Quant à Léa Drucker, elle enquête sur des violences policières en tant qu’inspectrice de l’IGPN dans Dossier 137 (exception de ce corpus, car sa mise en scène n’a rien de lyrique) et se trouve une attache avec la victime Gilet jaune : elle vient de la même commune, Saint-
Dizier – où Partir un jour s’est d’ailleurs partiellement tourné. Un peu plus au nord, Un homme en fuite voyait Bouillon rentrer dans les Ardennes (cette fois dans le rôle du transfuge devenu écrivain), avant de descendre vers le Jura tout récemment pour L’Incroyable Femme des neiges (un autre retour au pays sur fond de crise climatique, moins stéréotypé). Le Grand Est, carrefour de toutes les réconciliations depuis l’avènement de son saint patron Nicolas Mathieu ? Il faut sans doute poser la question au guichet de financement de la région, mais c’est une autre histoire.
Connemara d’Alex Lutz (2025).
Paye ta fracture
Comédies « popu » et fables grand public caressent de longue date le rêve de réparer un pays fracturé. C’est une vieille affaire française, et elle passe souvent par la convocation plus ou moins ironique d’une « France éternelle », où bourgeois et prolos s’affrontent grossièrement. Personne n’a oublié Amélie Poulain et son Disneyland montmartrois, ni Bienvenue chez les Ch’tis, Intouchables et la déferlante de Christian Clavier-movies initiée par le raz-de-marée Qu’est-ce qu’on a fait au Bon Dieu ?.
Mais la plus récente marotte consistant à jeter des ponts entre la capitale et le reste du territoire, à débarquer et re-débarquer de l’un à l’autre, se distingue par l’objet de ces quêtes métafrançaises. Comme un acte de contrition survenu en réaction aux Gilets jaunes, ce glissement des récits vers une « France périphérique » (expression controversée du géographe Christophe Guilluy) essentiellement blanche et plus ou moins réenchantée semble bien travailler à une décentralisation tardive de la fiction française, à qui on a longtemps reproché son parisianisme. Mais le « centre » n’a pas disparu, parce qu’il reste le prisme : les quatre coins de la France ne sont rien d’autre qu’un hors-champ de Paris. Là où des premiers films indépendants et plus aventureux inventent une vie propre à des sites pourtant proches du désertique (les Hautes-Alpes de L’Engloutie, la station de ski Laurent dans le vent), les décors de Connemara et consorts sonnent creux.
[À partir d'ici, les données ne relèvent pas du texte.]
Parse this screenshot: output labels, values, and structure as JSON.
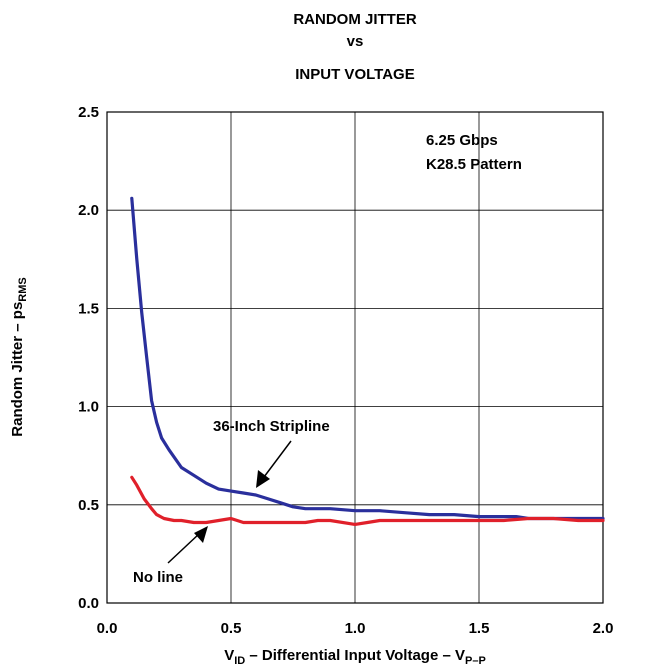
{
  "chart_data": {
    "type": "line",
    "title": [
      "RANDOM JITTER",
      "vs",
      "INPUT VOLTAGE"
    ],
    "xlabel": {
      "p1": "V",
      "s1": "ID",
      "p2": " – Differential Input Voltage – V",
      "s2": "P–P"
    },
    "ylabel": {
      "p1": "Random Jitter – ps",
      "s1": "RMS"
    },
    "xlim": [
      0.0,
      2.0
    ],
    "ylim": [
      0.0,
      2.5
    ],
    "xticks": [
      "0.0",
      "0.5",
      "1.0",
      "1.5",
      "2.0"
    ],
    "yticks": [
      "0.0",
      "0.5",
      "1.0",
      "1.5",
      "2.0",
      "2.5"
    ],
    "grid": true,
    "series": [
      {
        "name": "36-Inch Stripline",
        "color": "#2a2f9c",
        "x": [
          0.1,
          0.12,
          0.14,
          0.16,
          0.18,
          0.2,
          0.22,
          0.25,
          0.3,
          0.35,
          0.4,
          0.45,
          0.5,
          0.55,
          0.6,
          0.65,
          0.7,
          0.75,
          0.8,
          0.9,
          1.0,
          1.1,
          1.2,
          1.3,
          1.4,
          1.5,
          1.6,
          1.65,
          1.7,
          1.75,
          1.8,
          1.9,
          2.0
        ],
        "values": [
          2.06,
          1.75,
          1.48,
          1.25,
          1.03,
          0.92,
          0.84,
          0.78,
          0.69,
          0.65,
          0.61,
          0.58,
          0.57,
          0.56,
          0.55,
          0.53,
          0.51,
          0.49,
          0.48,
          0.48,
          0.47,
          0.47,
          0.46,
          0.45,
          0.45,
          0.44,
          0.44,
          0.44,
          0.43,
          0.43,
          0.43,
          0.43,
          0.43
        ]
      },
      {
        "name": "No line",
        "color": "#e0202a",
        "x": [
          0.1,
          0.12,
          0.15,
          0.18,
          0.2,
          0.23,
          0.27,
          0.3,
          0.35,
          0.4,
          0.45,
          0.5,
          0.55,
          0.6,
          0.7,
          0.8,
          0.85,
          0.9,
          1.0,
          1.05,
          1.1,
          1.2,
          1.3,
          1.4,
          1.5,
          1.6,
          1.7,
          1.8,
          1.9,
          2.0
        ],
        "values": [
          0.64,
          0.6,
          0.53,
          0.48,
          0.45,
          0.43,
          0.42,
          0.42,
          0.41,
          0.41,
          0.42,
          0.43,
          0.41,
          0.41,
          0.41,
          0.41,
          0.42,
          0.42,
          0.4,
          0.41,
          0.42,
          0.42,
          0.42,
          0.42,
          0.42,
          0.42,
          0.43,
          0.43,
          0.42,
          0.42
        ]
      }
    ],
    "annotations": [
      {
        "text": "6.25 Gbps"
      },
      {
        "text": "K28.5 Pattern"
      },
      {
        "text": "36-Inch Stripline"
      },
      {
        "text": "No line"
      }
    ]
  }
}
Les villes natales de certains protagonistes sont d’ailleurs à peine nommées, comme dans Partir un jour, situé dans le Loir-et-Cher (les gens n’y font pas de manières, comme disait le poète) mais donc tourné bien plus à l’est ; peu importe cette entorse, le paysage semi-rural y devenant une province générique, théorique presque. Le dispositif de comédie musicale le ramène à un arrière-fond oblitéré par les numéros chantés, et par le rapport socio-affectif qu’ils s’efforcent de mettre en scène (le tiraillement d’Armanet entre les enjeux de sa vie présente et ses amours passées). L’âme négligée desdites régions n’est donc pas le sujet ici, pas plus que les tensions intercommunautaires ou entre centres-villes et cités. Les conflits de classes pourraient sembler avoir pris le pas, mais ils sont traités par-dessus la jambe dans la mesure où ils apparaissent in fine comme de faux problèmes. Il suffit de les dépasser grâce à la musique donc, dans En fanfare, Partir un jour et Connemara, ou bien de les diluer dans des amourettes Harlequin améliorées ; puis chacun rentre chez soi, là où vaches et moutons seront bien gardés.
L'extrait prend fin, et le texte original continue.